The party tried to improve material conditions of the population of countryside, in which middle peasant estate absented. The main mean to achieve this goal became the land reform. Its enactment and later its administration became the main point of the party's political agitation. During the first years of the Czechoslovak Republic the agrarian party in Slovakia was a separate political subject. Because of different opinions about the orientation of the party on peasantry and about the Slovak autonomy, the union with the nationalist wing failed and in 1921 the Slovak National Party separated form the agrarian party again. Slovak agrarians co-operated with their Czech agrarian partners already from the beginning of the republic and after the elections in 1920 they created common parliamentary club. The cooperation culminated with unification of Czech and Slovak agrarians to the united Czechoslovak party. Both sides enjoyed benefits of the unification.

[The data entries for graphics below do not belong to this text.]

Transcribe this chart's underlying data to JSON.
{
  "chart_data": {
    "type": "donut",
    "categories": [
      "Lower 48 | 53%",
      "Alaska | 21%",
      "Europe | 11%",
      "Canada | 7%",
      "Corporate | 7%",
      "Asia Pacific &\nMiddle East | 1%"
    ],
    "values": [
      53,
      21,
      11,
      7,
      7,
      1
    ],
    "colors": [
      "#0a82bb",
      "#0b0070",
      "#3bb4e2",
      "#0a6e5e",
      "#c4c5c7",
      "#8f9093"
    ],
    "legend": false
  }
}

Czech agrarians extended their influence to agrarian Slovakia and thanks to it became the strongest party in Czechoslovakia and the Slovak wing of the new party could rely on support of the stronger partner in enforcing its requests on the statewide level. Despite of the fusion to the unified Czechoslovak party, Milan Hodža didn't abandon his project of cooperation with Slovak fractions of statewide parties and Slovak political subjects. Position in the centre of the Czechoslovak party political spectrum enabled agrarians to seek allies on the left as well as on the right wing. They created not only the axis of the nationwide coalition cabinets, but also of the right-wing cabinets in the second half of the 20th century. Great credit for the creation of this partnership belongs to Milan Hodža who became the clear leader of the Slovak agrarians after 1922.
He played a key role in a discussion and convinced Hlinka's Slovak People's party to join the government of the first Czechoslovak Republic in 1927, too. The work also tries to answer the question why the party which declared itself a defender of the interests of the largest group of the Slovak population didn't manage to become the best supported political party in Slovakia. Religion still played a significant role during elections. Majority of Slovak Catholics voted for the clerical Hlinka's Slovak People's Party which tried to enforce the Slovak autonomy in Czechoslovakia. Agrarians had a significant support in regions with the high number of Lutheran population. Czechoslovak orientation and the alliance with Czech agrarians allowed their Slovak partners to obtain seats in the Czechoslovak governments. As a minister of agriculture in the years 1922 – 1926 Hodža enforced many important demands for the development of Slovak agriculture.